The line-of-credit strategy was used successfully by Gateway, which in the late 1990s put together several big deals. But those early deals provided little to the participating banks besides fee income, which the borrower paid to keep the line of credit open, and the cachet of having names like Wal-Mart and Anheuser-Busch Co. on the client list.
Dina Curtis, a principal at the Washington consulting firm Stewart Partners LLC, said: "It's important for other companies that are thinking of doing business" with minority banks "that they see those relationships. It does enhance the image of the bank."
For the corporations, the lines of credit serve as bridges to minority businesses.
The credit lines also expand a corporation's capacity to issue commercial paper (short-term unregistered debt), Mr. Ward said.

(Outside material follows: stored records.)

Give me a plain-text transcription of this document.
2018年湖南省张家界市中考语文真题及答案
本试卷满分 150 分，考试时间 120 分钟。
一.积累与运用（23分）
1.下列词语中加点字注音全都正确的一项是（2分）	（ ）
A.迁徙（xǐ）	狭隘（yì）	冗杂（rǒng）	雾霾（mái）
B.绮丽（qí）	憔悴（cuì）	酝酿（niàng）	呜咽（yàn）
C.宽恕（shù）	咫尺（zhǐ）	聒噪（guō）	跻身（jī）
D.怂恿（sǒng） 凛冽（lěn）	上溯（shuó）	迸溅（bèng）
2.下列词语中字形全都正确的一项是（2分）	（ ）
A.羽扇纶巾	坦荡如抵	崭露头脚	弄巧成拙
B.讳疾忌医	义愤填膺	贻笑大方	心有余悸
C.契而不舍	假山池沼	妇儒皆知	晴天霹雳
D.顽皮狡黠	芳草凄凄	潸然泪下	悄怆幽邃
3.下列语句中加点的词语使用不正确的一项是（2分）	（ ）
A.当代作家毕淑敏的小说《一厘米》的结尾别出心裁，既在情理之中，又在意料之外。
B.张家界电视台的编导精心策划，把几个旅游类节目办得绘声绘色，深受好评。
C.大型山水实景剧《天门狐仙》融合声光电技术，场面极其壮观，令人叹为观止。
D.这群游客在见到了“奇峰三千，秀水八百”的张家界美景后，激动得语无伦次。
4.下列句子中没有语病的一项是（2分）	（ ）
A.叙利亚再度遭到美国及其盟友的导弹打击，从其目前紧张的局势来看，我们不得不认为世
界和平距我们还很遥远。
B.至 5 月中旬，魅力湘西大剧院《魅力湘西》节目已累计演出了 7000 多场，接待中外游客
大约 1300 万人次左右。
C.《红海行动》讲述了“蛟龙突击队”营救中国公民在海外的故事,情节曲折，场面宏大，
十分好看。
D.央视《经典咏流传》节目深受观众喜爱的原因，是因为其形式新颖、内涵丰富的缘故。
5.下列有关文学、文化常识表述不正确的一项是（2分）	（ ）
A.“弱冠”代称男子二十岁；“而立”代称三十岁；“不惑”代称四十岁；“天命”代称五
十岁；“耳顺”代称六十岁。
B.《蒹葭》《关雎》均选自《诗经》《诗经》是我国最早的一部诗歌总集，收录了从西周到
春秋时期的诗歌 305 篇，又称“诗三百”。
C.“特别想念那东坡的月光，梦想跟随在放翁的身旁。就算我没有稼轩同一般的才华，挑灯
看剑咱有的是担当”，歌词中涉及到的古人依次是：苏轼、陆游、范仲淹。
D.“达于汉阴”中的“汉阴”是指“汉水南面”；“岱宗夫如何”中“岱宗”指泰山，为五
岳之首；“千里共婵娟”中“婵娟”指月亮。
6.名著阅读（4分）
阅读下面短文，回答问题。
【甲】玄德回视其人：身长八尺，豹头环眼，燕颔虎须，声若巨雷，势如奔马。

Over time Citizens has set higher goals for the line-of-credit strategy.
In a 2000 deal, for instance, Microsoft Corp. agreed to deposit $4.5 million with the 83-year-old Citizens Trust Bank; and Mr. Lewis said a long-running relationship with Lockheed Martin Corp. has generated millions of dollars of deposits and loans.
It was not always that way. At first Citizens' main objective was to get corporate business, primarily opportunities to buy high-grade leases on the secondary market.
With the CSX deal Citizens is still looking for opportunities to buy leases, but it also aims to market loans and cash management services to CSX's major suppliers and to market mortgages, college savings plans, and other retail banking products to the railroad enterprise's huge employee base.
"When you do anything over and over again, you try to evolve," Mr. Lewis said. "We don't want to stay in a holding pattern."